Harold Holmes

Personal information
- Full name: Harold Holmes
- Born: 30 November 1894 Hamilton, New South Wales, Australia
- Died: 3 August 1954 (aged 59) Lakemba, New South Wales

Playing information
- Position: Second-row
Club
| Years | Team | Pld | T | G | FG | P |
| 1917 | Western Suburbs | 1 | 1 | 0 | 0 | 3 |
| 1918–20 | South Sydney | 25 | 5 | 1 | 0 | 17 |
| 1921–24 | Eastern Suburbs | 47 | 15 | 0 | 0 | 45 |
|  | Total | 73 | 21 | 1 | 0 | 65 |
- Source:
- Relatives: Len Holmes (son)

= Harold Holmes (rugby league) =

Australian rugby league footballer

Harold Holmes (1894-1954) was an Australian rugby league footballer who played in the 1910s and 1920s who played for Western Suburbs, South Sydney and Eastern Suburbs in the NSWRL competition. His position was at second-row.

==Playing career==
Holmes made his first grade debut for Western Suburbs against Annandale at St Luke's Park now known as Concord Oval. Holmes scored a try in a 11–6 victory.

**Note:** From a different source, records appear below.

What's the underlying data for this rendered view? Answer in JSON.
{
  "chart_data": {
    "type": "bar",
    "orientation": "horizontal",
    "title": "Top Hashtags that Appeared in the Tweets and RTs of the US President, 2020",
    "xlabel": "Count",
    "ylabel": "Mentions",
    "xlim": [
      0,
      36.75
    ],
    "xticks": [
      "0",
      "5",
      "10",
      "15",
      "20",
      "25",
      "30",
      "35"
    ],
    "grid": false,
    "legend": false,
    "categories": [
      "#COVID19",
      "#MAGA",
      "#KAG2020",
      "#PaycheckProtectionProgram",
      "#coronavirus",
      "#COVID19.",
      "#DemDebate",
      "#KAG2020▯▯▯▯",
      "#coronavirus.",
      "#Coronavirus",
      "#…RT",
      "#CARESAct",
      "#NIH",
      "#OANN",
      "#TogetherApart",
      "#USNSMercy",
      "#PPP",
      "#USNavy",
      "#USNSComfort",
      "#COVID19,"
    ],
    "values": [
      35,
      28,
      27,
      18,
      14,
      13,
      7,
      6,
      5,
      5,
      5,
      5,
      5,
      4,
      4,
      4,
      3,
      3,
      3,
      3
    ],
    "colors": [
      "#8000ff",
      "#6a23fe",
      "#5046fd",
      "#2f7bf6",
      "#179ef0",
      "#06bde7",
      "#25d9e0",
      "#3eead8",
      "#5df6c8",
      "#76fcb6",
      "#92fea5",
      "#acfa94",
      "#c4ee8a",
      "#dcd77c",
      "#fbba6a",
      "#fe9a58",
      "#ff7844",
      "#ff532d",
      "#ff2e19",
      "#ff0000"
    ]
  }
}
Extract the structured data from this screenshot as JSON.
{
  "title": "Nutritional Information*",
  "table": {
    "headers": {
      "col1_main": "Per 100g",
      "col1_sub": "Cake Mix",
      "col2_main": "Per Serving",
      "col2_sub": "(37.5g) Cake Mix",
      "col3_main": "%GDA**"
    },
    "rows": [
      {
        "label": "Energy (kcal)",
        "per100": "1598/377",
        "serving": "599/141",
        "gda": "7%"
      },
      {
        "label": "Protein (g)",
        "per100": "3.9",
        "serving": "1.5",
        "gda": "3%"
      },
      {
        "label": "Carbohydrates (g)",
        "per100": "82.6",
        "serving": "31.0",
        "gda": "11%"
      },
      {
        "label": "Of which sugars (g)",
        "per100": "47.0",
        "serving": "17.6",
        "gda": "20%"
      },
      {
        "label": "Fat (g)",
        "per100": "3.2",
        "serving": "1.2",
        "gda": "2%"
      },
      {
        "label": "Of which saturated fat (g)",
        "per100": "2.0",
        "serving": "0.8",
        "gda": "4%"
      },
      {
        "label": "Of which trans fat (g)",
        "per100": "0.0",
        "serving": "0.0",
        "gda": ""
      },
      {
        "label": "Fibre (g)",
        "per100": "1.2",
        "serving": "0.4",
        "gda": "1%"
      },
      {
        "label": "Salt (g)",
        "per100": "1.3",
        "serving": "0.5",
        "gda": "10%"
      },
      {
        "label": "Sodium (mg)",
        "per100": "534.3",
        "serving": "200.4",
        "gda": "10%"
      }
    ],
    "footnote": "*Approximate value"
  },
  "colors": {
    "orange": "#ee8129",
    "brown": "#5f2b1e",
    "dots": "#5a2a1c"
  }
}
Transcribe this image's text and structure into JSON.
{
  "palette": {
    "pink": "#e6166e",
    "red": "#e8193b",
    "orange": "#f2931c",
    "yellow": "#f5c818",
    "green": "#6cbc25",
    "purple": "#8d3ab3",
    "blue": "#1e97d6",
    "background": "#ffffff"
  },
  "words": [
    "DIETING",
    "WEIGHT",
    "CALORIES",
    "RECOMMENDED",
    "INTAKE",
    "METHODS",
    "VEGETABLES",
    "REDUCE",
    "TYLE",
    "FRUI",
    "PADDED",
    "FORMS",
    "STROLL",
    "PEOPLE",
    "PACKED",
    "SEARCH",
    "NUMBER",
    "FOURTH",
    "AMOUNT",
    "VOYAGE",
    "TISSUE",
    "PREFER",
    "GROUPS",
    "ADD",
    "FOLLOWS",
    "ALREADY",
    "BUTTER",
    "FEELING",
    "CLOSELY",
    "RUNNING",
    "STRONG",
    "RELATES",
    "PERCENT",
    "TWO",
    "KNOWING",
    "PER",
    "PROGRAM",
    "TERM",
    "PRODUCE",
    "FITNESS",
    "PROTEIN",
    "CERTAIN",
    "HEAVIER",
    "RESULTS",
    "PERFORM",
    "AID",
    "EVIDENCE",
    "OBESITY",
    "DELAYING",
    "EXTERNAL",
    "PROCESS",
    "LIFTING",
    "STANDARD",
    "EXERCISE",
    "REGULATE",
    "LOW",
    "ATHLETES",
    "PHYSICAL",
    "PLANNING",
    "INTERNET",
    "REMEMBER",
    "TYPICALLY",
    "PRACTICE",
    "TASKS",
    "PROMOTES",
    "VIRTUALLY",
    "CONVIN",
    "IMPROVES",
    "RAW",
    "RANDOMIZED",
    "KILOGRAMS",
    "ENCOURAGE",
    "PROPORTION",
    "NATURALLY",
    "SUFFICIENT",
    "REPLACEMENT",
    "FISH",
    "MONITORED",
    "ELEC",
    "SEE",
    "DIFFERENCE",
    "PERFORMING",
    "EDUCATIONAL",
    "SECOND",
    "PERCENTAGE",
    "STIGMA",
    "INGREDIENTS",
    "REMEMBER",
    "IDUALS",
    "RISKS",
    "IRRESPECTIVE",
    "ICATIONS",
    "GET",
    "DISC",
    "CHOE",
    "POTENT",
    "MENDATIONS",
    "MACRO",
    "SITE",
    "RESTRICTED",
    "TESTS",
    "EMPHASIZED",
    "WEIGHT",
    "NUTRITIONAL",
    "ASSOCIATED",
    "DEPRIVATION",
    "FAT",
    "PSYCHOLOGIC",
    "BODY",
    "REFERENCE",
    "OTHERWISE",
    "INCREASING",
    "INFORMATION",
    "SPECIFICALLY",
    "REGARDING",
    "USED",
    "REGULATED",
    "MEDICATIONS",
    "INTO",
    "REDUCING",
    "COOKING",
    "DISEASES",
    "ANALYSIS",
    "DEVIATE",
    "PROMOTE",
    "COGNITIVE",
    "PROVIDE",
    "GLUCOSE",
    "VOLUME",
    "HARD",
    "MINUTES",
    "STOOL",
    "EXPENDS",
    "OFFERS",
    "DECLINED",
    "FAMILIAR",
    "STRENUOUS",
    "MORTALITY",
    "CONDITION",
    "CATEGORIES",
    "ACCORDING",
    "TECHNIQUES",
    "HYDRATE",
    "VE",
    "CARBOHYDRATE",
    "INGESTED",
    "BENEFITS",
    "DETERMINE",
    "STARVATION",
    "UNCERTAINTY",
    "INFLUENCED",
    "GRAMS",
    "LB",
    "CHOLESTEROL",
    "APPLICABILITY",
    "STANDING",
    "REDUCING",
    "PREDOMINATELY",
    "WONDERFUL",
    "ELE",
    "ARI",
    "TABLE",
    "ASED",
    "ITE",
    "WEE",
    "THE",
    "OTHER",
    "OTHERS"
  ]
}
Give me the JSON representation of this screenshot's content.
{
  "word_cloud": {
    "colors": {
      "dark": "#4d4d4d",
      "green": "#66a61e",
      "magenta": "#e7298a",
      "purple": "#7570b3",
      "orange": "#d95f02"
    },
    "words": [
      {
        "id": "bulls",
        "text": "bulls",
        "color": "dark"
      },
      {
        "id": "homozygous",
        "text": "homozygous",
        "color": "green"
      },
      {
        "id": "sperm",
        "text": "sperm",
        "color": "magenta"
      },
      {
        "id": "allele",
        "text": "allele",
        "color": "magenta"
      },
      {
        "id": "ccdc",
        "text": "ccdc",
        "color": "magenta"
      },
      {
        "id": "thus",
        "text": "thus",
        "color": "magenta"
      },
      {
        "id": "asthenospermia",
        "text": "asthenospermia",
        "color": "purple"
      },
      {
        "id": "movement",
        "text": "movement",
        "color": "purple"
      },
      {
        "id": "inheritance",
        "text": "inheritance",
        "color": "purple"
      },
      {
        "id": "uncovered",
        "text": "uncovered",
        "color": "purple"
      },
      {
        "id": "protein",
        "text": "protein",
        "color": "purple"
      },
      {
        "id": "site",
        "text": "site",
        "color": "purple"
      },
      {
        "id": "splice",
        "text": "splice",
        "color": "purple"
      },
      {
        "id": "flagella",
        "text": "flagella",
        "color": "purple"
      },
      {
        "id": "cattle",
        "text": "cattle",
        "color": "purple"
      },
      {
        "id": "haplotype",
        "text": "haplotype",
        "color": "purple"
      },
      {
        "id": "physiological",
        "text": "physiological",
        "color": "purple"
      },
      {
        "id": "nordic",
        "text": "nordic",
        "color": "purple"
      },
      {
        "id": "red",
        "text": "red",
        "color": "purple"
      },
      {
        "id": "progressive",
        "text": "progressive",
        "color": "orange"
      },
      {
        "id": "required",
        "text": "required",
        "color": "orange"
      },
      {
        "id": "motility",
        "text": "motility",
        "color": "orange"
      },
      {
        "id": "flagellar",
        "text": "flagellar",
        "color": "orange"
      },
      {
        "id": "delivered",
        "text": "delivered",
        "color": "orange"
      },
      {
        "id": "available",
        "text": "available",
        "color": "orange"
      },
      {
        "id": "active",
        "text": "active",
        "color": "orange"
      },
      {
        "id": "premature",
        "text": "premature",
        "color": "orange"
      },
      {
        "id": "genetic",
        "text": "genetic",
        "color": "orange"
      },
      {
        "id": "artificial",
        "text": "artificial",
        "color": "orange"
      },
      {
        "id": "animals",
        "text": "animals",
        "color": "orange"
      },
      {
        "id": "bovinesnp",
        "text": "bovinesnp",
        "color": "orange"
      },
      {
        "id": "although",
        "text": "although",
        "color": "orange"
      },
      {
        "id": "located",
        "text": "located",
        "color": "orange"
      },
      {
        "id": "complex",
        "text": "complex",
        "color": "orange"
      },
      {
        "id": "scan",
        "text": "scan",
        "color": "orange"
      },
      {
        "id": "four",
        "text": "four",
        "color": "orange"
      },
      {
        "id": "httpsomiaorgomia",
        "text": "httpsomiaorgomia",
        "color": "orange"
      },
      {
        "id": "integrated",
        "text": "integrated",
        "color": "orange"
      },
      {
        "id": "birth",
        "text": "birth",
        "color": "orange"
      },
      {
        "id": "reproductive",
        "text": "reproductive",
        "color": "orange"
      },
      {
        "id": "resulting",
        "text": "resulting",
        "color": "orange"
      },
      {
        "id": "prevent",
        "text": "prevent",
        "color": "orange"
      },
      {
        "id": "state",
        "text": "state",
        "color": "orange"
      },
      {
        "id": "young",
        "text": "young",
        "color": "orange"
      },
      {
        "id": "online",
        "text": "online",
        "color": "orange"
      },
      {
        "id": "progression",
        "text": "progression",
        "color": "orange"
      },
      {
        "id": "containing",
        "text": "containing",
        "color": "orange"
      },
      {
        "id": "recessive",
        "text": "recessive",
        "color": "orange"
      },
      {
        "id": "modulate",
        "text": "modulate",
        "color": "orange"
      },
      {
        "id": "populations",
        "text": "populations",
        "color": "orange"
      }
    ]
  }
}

The following year, Holmes switched clubs and joined South Sydney. In his first year with Souths, Holmes played 13 games as the club won the 1918 premiership. In 1921, Holmes joined arch rivals Eastern Suburbs and in 1923 was a member of the premiership winning team that year defeating his former club Souths 15–12 in the grand final played at the Sydney Cricket Ground. Holmes played one further season and retired at the end of 1924.